PalaceDataGenerator(seed=42, scale="small") produces deterministic, realistic test data:

  • generate_project_tree() — writes real files + mempalace.yaml for mine() to ingest
  • populate_palace_directly() — bypasses mining, inserts directly into ChromaDB (10-100x faster for search/MCP benchmarks)
  • generate_kg_triples() — entity-relationship triples with temporal validity
  • generate_search_queries() — queries with known-good answers for recall measurement

Planted needles: Unique identifiable content (e.g., NEEDLE_0042: PostgreSQL vacuum autovacuum threshold...) seeded into specific wings/rooms.
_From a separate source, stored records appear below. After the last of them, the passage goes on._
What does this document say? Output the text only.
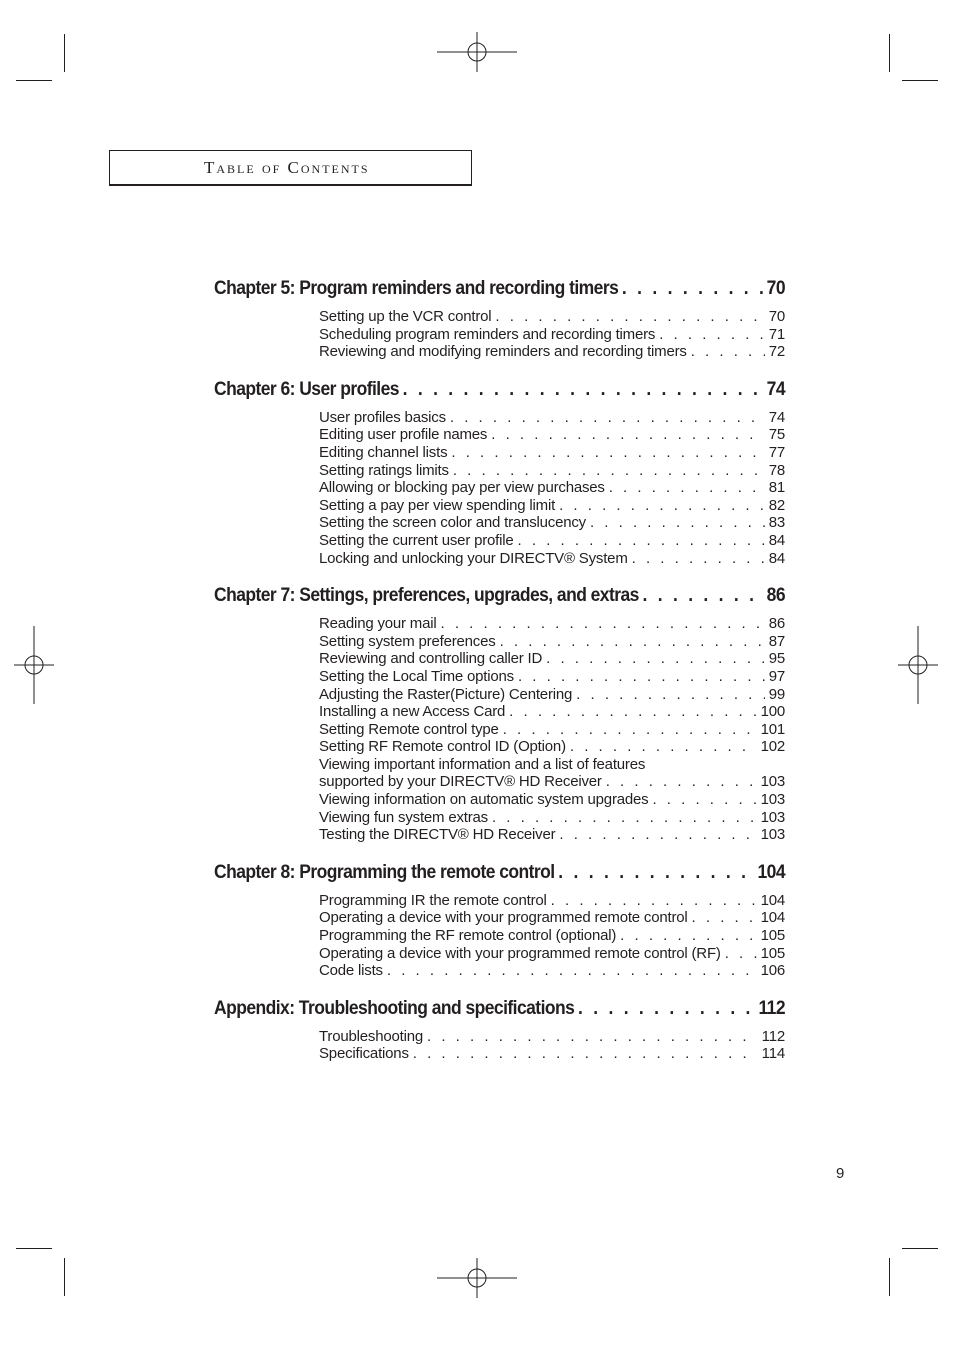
Table of Contents
Chapter 5: Program reminders and recording timers . . .	70
Setting up the VCR control . . .	70
Scheduling program reminders and recording timers . . .	71
Reviewing and modifying reminders and recording timers . . .	72
Chapter 6: User profiles . . .	74
User profiles basics . . .	74
Editing user profile names . . .	75
Editing channel lists . . .	77
Setting ratings limits . . .	78
Allowing or blocking pay per view purchases . . .	81
Setting a pay per view spending limit . . .	82
Setting the screen color and translucency . . .	83
Setting the current user profile . . .	84
Locking and unlocking your DIRECTV® System . . .	84
Chapter 7: Settings, preferences, upgrades, and extras . . .	86
Reading your mail . . .	86
Setting system preferences . . .	87
Reviewing and controlling caller ID . . .	95
Setting the Local Time options . . .	97
Adjusting the Raster(Picture) Centering . . .	99
Installing a new Access Card . . .	100
Setting Remote control type . . .	101
Setting RF Remote control ID (Option) . . .	102
Viewing important information and a list of features
supported by your DIRECTV® HD Receiver . . .	103
Viewing information on automatic system upgrades . . .	103
Viewing fun system extras . . .	103
Testing the DIRECTV® HD Receiver . . .	103
Chapter 8: Programming the remote control . . .	104
Programming IR the remote control . . .	104
Operating a device with your programmed remote control . . .	104
Programming the RF remote control (optional) . . .	105
Operating a device with your programmed remote control (RF) . . .	105
Code lists . . .	106
Appendix: Troubleshooting and specifications . . .	112
Troubleshooting . . .	112
Specifications . . .	114
9
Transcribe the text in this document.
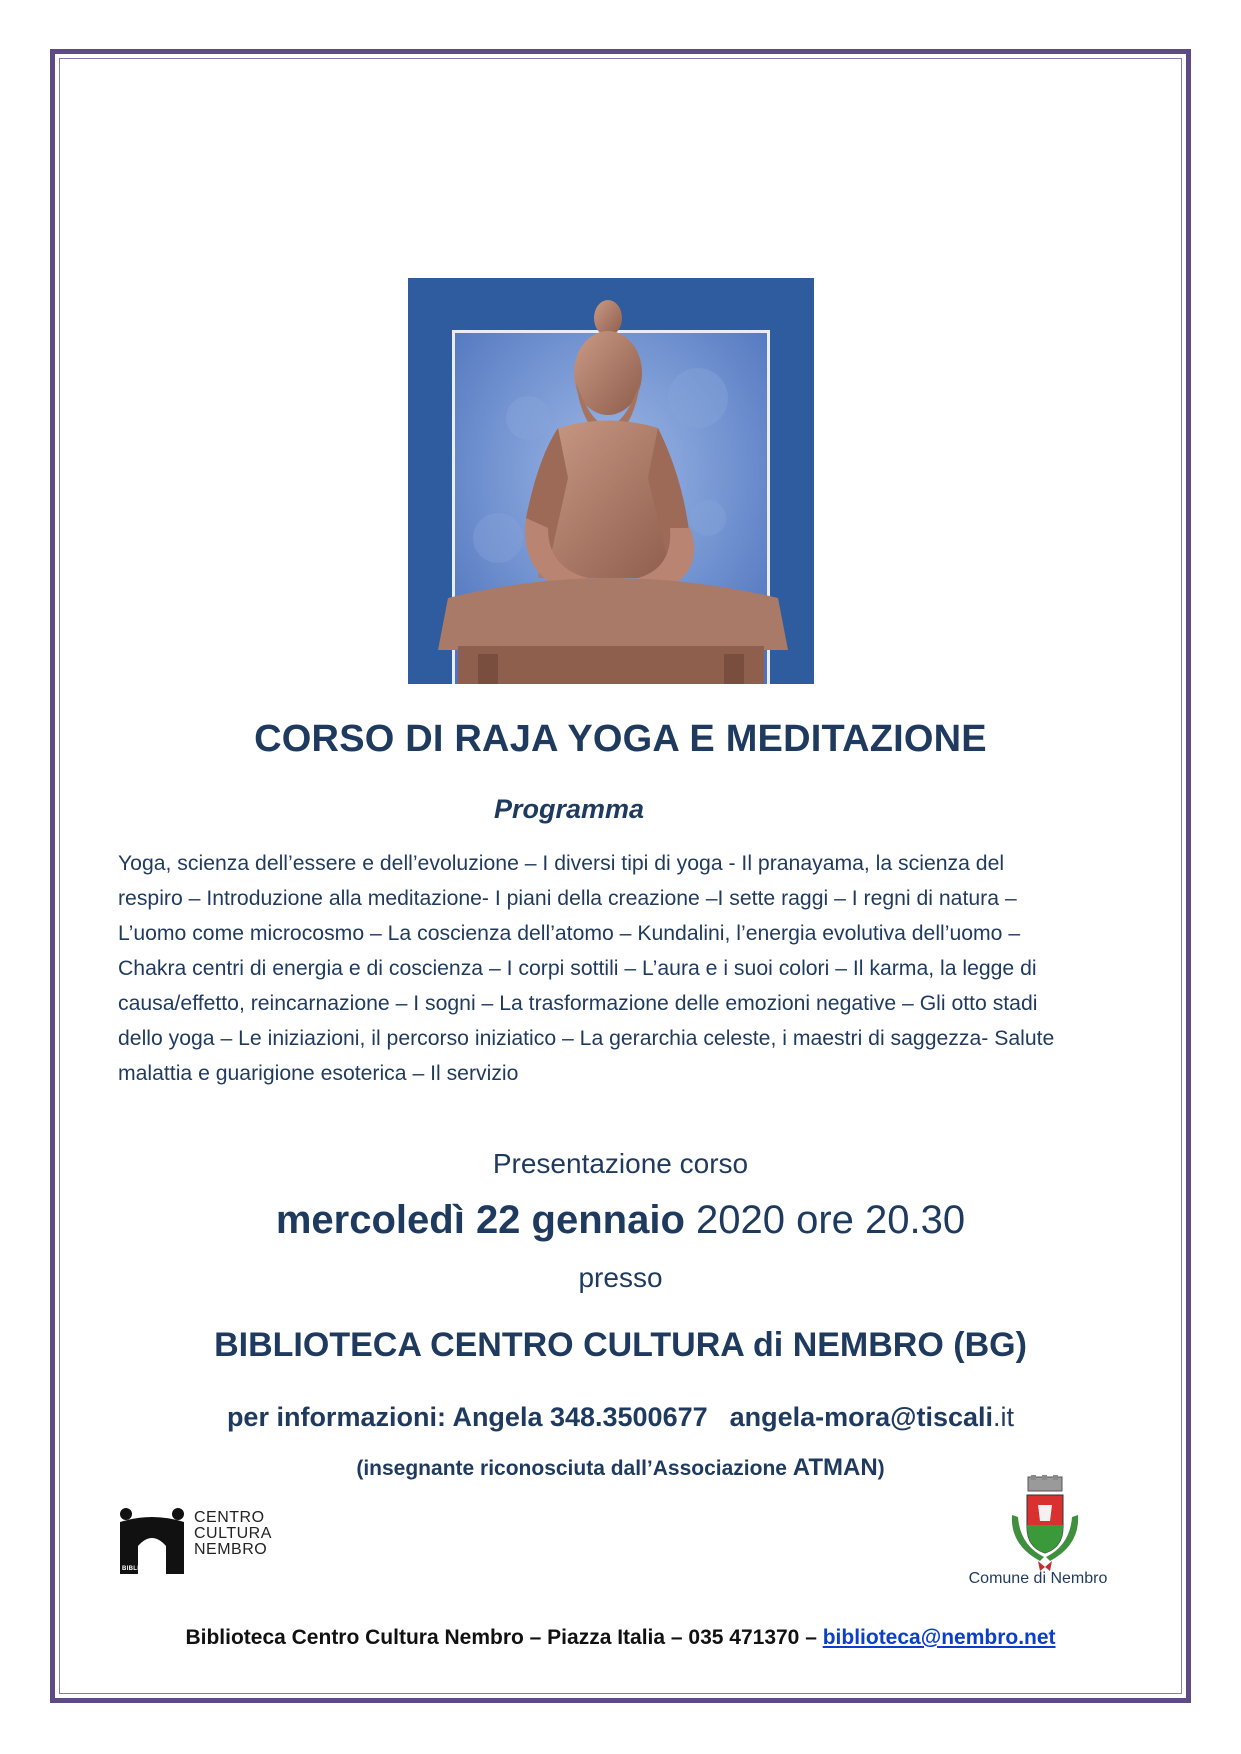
CORSO DI RAJA YOGA E MEDITAZIONE
Programma
Yoga, scienza dell’essere e dell’evoluzione – I diversi tipi di yoga - Il pranayama, la scienza del
respiro – Introduzione alla meditazione- I piani della creazione –I sette raggi – I regni di natura –
L’uomo come microcosmo – La coscienza dell’atomo – Kundalini, l’energia evolutiva dell’uomo –
Chakra centri di energia e di coscienza – I corpi sottili – L’aura e i suoi colori – Il karma, la legge di
causa/effetto, reincarnazione – I sogni – La trasformazione delle emozioni negative – Gli otto stadi
dello yoga – Le iniziazioni, il percorso iniziatico – La gerarchia celeste, i maestri di saggezza- Salute
malattia e guarigione esoterica – Il servizio
Presentazione corso
mercoledì 22 gennaio 2020 ore 20.30
presso
BIBLIOTECA CENTRO CULTURA di NEMBRO (BG)
per informazioni: Angela 348.3500677 angela-mora@tiscali.it
(insegnante riconosciuta dall’Associazione ATMAN)
CENTRO
CULTURA
NEMBRO
BIBLIOTECA
Comune di Nembro
Biblioteca Centro Cultura Nembro – Piazza Italia – 035 471370 – biblioteca@nembro.net
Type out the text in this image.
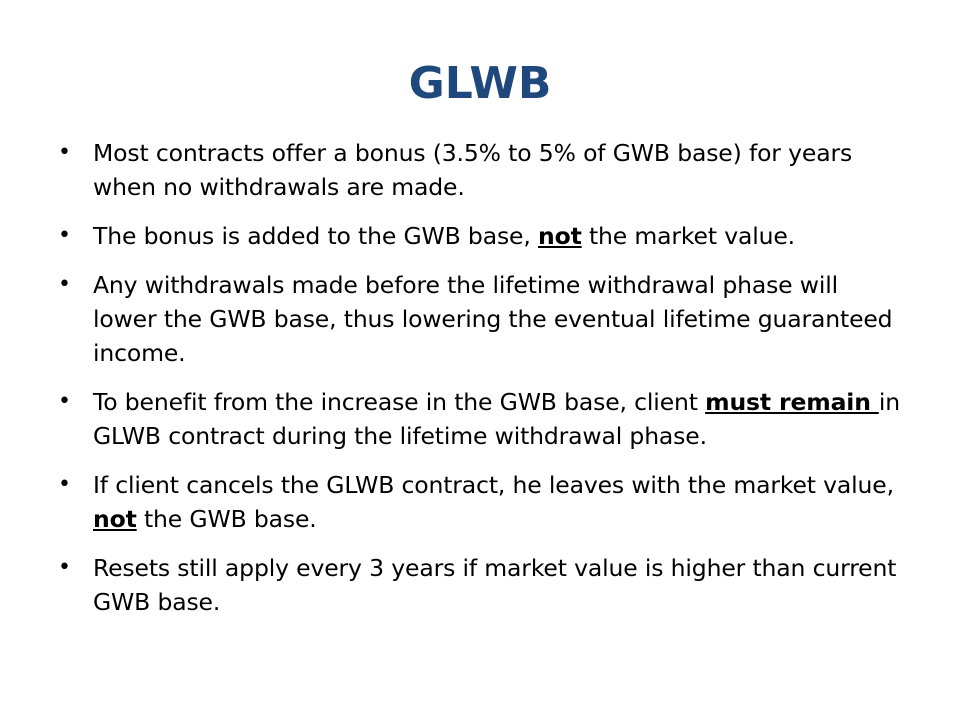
GLWB
• Most contracts offer a bonus (3.5% to 5% of GWB base) for years when no withdrawals are made.
• The bonus is added to the GWB base, not the market value.
• Any withdrawals made before the lifetime withdrawal phase will lower the GWB base, thus lowering the eventual lifetime guaranteed income.
• To benefit from the increase in the GWB base, client must remain in GLWB contract during the lifetime withdrawal phase.
• If client cancels the GLWB contract, he leaves with the market value, not the GWB base.
• Resets still apply every 3 years if market value is higher than current GWB base.
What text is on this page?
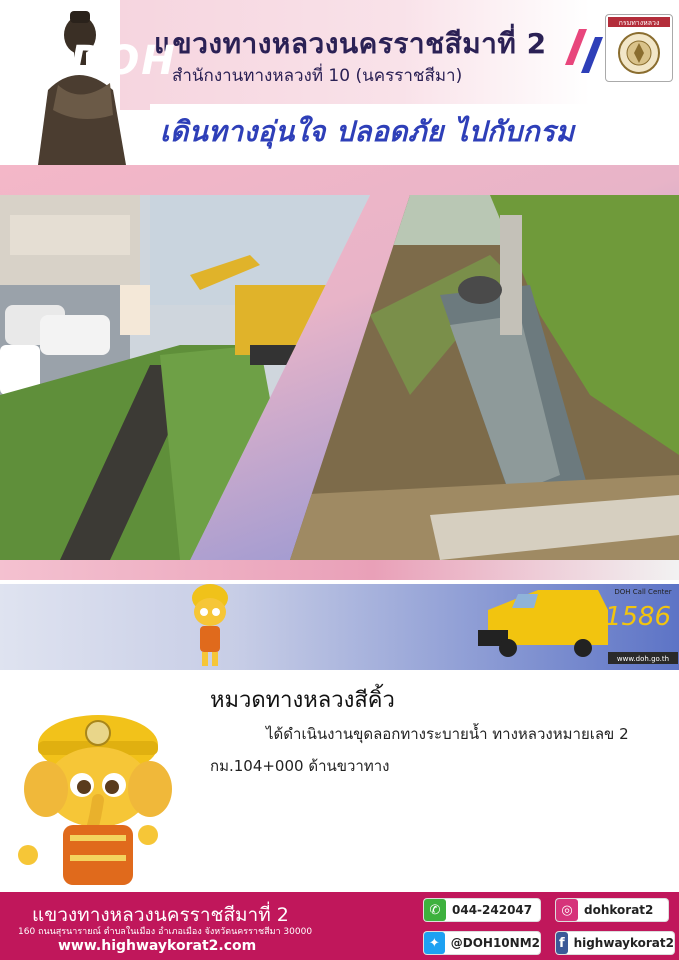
แขวงทางหลวงนครราชสีมาที่ 2
สำนักงานทางหลวงที่ 10 (นครราชสีมา)
กรมทางหลวง
เดินทางอุ่นใจ ปลอดภัย ไปกับกรม
DOH
DOH Call Center
1586
www.doh.go.th
หมวดทางหลวงสีคิ้ว
ได้ดำเนินงานขุดลอกทางระบายน้ำ ทางหลวงหมายเลข 2
กม.104+000 ด้านขวาทาง
แขวงทางหลวงนครราชสีมาที่ 2
160 ถนนสุรนารายณ์ ตำบลในเมือง อำเภอเมือง จังหวัดนครราชสีมา 30000
www.highwaykorat2.com
✆ 044-242047	◎ dohkorat2
✦ @DOH10NM2 f highwaykorat2
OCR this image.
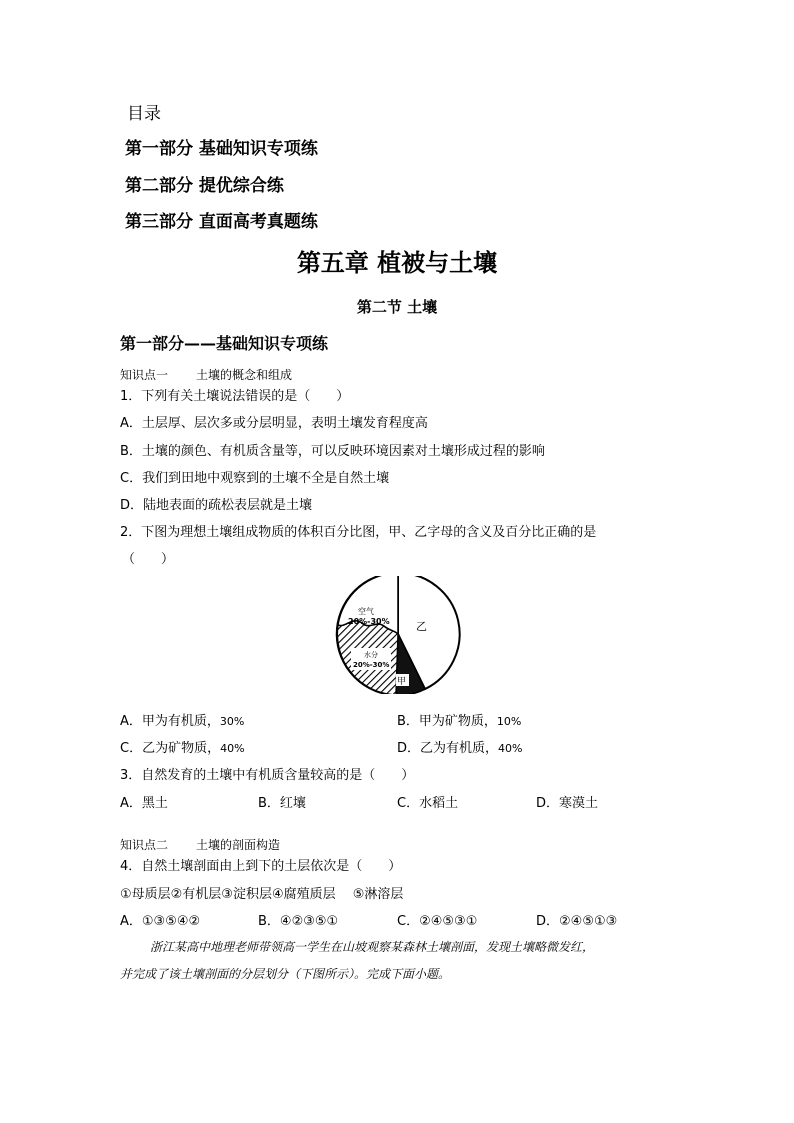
目录
第一部分 基础知识专项练
第二部分 提优综合练
第三部分 直面高考真题练
第五章 植被与土壤
第二节 土壤
第一部分——基础知识专项练
知识点一 土壤的概念和组成
1．下列有关土壤说法错误的是（　　）
A．土层厚、层次多或分层明显，表明土壤发育程度高
B．土壤的颜色、有机质含量等，可以反映环境因素对土壤形成过程的影响
C．我们到田地中观察到的土壤不全是自然土壤
D．陆地表面的疏松表层就是土壤
2．下图为理想土壤组成物质的体积百分比图，甲、乙字母的含义及百分比正确的是
（　　）
空气
20%-30%
水分
20%-30%
乙
甲
A．甲为有机质，30%	B．甲为矿物质，10%
C．乙为矿物质，40%	D．乙为有机质，40%
3．自然发育的土壤中有机质含量较高的是（　　）
A．黑土	B．红壤	C．水稻土	D．寒漠土
知识点二 土壤的剖面构造
4．自然土壤剖面由上到下的土层依次是（　　）
①母质层②有机层③淀积层④腐殖质层　 ⑤淋溶层
A．①③⑤④②	B．④②③⑤①	C．②④⑤③①	D．②④⑤①③
浙江某高中地理老师带领高一学生在山坡观察某森林土壤剖面，发现土壤略微发红，
并完成了该土壤剖面的分层划分（下图所示）。完成下面小题。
Search queries target these needles, enabling recall@k measurement without an LLM judge.

JSON Reports

When run with --bench-report=path.json, produces machine-readable output:

{
  "timestamp": "2026-04-07T...",
  "git_sha": "abc123",
  "scale": "small",
  "system": {"os": "linux", "cpu_count": 8},
  "results": {
    "mcp_status": {"latency_ms_at_1000": 45.2, "rss_delta_mb_at_5000": 12.3},
    "search": {"avg_latency_ms_at_5000": 23.1, "recall_at_5": 0.92},
    "chromadb_insert": {"sequential_ms": 8500, "batched_ms": 1200, "speedup_ratio": 7.1}
  }
}

Regression Detection

from tests.benchmarks.report import check_regression

regressions = check_regression("current.json", "baseline.json", threshold=0.2)
# Returns list of metric descriptions that degraded beyond 20%

CI Integration

The GitHub Actions workflow runs benchmarks on PRs at small scale:

benchmark:
  runs-on: ubuntu-latest
  if: github.event_name == 'pull_request'
  # Runs: pytest tests/benchmarks/ -m "benchmark and not stress and not slow" --bench-scale=small

Existing unit tests are isolated with --ignore=tests/benchmarks.

Markers

  • @pytest.mark.benchmark — all benchmark tests
  • @pytest.mark.slow — tests taking >30s even at small scale
  • @pytest.mark.stress — tests that should only run at large/stress scale

Dependencies

Only one new dependency beyond the existing dev stack: psutil (for cross-platform RSS measurement). tracemalloc and resource are stdlib.